Why we should all be liberal
WASHINGTON – The word “liberal” is noble and vexed, loved and hated. It is used by different kinds of people to refer to a wide constellation of worldviews, and it is denounced from many ideological directions.
It also happens to be the word most worth fighting for at this moment – as an adjective.
That is the thesis of what I believe will be the year’s most important political book, Michael Walzer’s “The Struggle for a Decent Politics: On ‘Liberal’ as an Adjective,” published last month. Approachably compact, it’s a volume that politicians and activists, students and academics, and citizens representing every creed should read, ponder and argue about.
Lord knows how many books have been written about “liberalism” as an abstract noun referring to philosophies ranging from “classical liberal” laissez-faire libertarianism to New Deal and social democratic approaches to public life. And I’d make the educated guess that there have been thousands of political ads attacking “liberals” for all manner of sins and failures.
After a lifetime of reflection, Walzer, an 87-year-old political philosopher, concludes that “liberal” is more important as a modifier of other substantive commitments than as a standalone noun. The word embodies moral sensibilities, values and disciplines that are compatible with a variety of creeds – and essential to making our politics “decent.”
The adjective “liberal,” he writes, “determines not who we are but how we are who we are.”
Liberals “aspire to be open-minded, generous and tolerant” (even if, as Walzer notes, we don’t always pull this off). They can “live with ambiguity,” are “not dogmatic,” are “not fanatics,” can “recognize moral limits,” and “oppose every kind of bigotry and cruelty.”
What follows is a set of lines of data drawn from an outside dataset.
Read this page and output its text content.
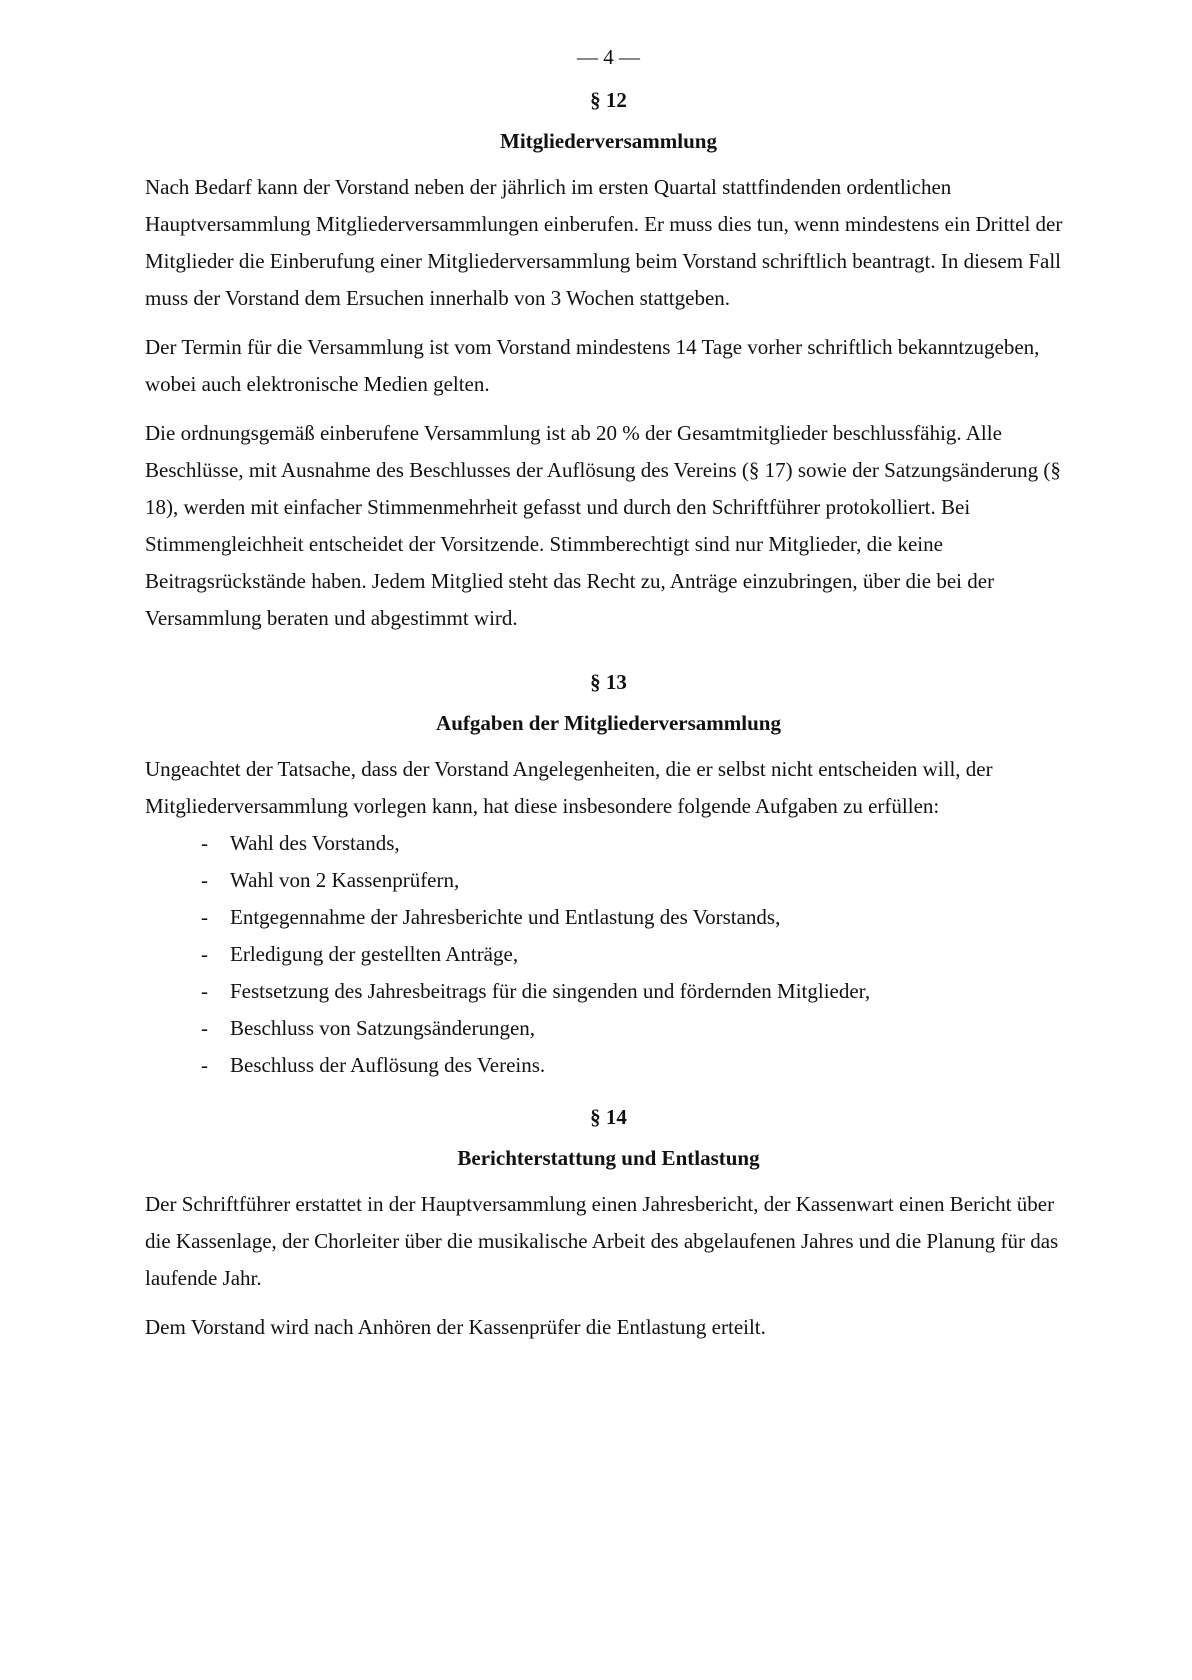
— 4 —
§ 12
Mitgliederversammlung

Nach Bedarf kann der Vorstand neben der jährlich im ersten Quartal stattfindenden ordentlichen Hauptversammlung Mitgliederversammlungen einberufen. Er muss dies tun, wenn mindestens ein Drittel der Mitglieder die Einberufung einer Mitgliederversammlung beim Vorstand schriftlich beantragt. In diesem Fall muss der Vorstand dem Ersuchen innerhalb von 3 Wochen stattgeben.

Der Termin für die Versammlung ist vom Vorstand mindestens 14 Tage vorher schriftlich bekanntzugeben, wobei auch elektronische Medien gelten.

Die ordnungsgemäß einberufene Versammlung ist ab 20 % der Gesamtmitglieder beschlussfähig. Alle Beschlüsse, mit Ausnahme des Beschlusses der Auflösung des Vereins (§ 17) sowie der Satzungsänderung (§ 18), werden mit einfacher Stimmenmehrheit gefasst und durch den Schriftführer protokolliert. Bei Stimmengleichheit entscheidet der Vorsitzende. Stimmberechtigt sind nur Mitglieder, die keine Beitragsrückstände haben. Jedem Mitglied steht das Recht zu, Anträge einzubringen, über die bei der Versammlung beraten und abgestimmt wird.

§ 13
Aufgaben der Mitgliederversammlung

Ungeachtet der Tatsache, dass der Vorstand Angelegenheiten, die er selbst nicht entscheiden will, der Mitgliederversammlung vorlegen kann, hat diese insbesondere folgende Aufgaben zu erfüllen:

- Wahl des Vorstands,
- Wahl von 2 Kassenprüfern,
- Entgegennahme der Jahresberichte und Entlastung des Vorstands,
- Erledigung der gestellten Anträge,
- Festsetzung des Jahresbeitrags für die singenden und fördernden Mitglieder,
- Beschluss von Satzungsänderungen,
- Beschluss der Auflösung des Vereins.
§ 14
Berichterstattung und Entlastung

Der Schriftführer erstattet in der Hauptversammlung einen Jahresbericht, der Kassenwart einen Bericht über die Kassenlage, der Chorleiter über die musikalische Arbeit des abgelaufenen Jahres und die Planung für das laufende Jahr.

Dem Vorstand wird nach Anhören der Kassenprüfer die Entlastung erteilt.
To qualify as liberal, a regime and philosophy must be “not despotic, not repressive, not cruel – constrained by individual rights.” The adjective encourages “pluralism, skepticism and irony.”
There are a lot of “nots” here, especially against cruelty, and each of them is important. Liberalism is indeed “sometimes constraining,” as Walzer argues. It can also be “enlivening” and “transforming.”
To be liberal on the Walzer model does not mean, as the old joke goes, being so open-minded that you won’t take your own side in an argument. Those of us who allow our creed to be modified by the l-word – “liberal democrats,” “liberal socialists,” “liberal communitarians,” “liberal feminists,” “liberal nationalists,” liberal adherents to religious tradition, and even “liberal conservatives” – still fight fiercely for political victory and intellectual vindication. But all are committed to carrying on the fight in a particular way.
It makes sense that what might be Walzer’s valedictory book (even as I pray there are more to come) is case for “a decent politics.” Decency has defined Walzer’s approach to life, politics, teaching and scholarship in a career that has taken him from a small town in Pennsylvania to Brandeis University, Harvard University and the Institute for Advanced Study.
The book is warmly informal and includes affecting, always relevant personal stories that run from his childhood to his political and academic undertakings. It puts to mind a wise neighbor conversing during a friendly dinner, not the thundering of a bombastic lecturer utterly certain he’s right about everything.
Walzer has been proudly involved in socialist and social democratic politics all his life. He is forceful in insisting that a more egalitarian society would be a more just and democratic place. Yet this very liberalism leads Walzer to sharp criticism of the sort of zealotry on his own side that dismisses competing arguments and ways of life.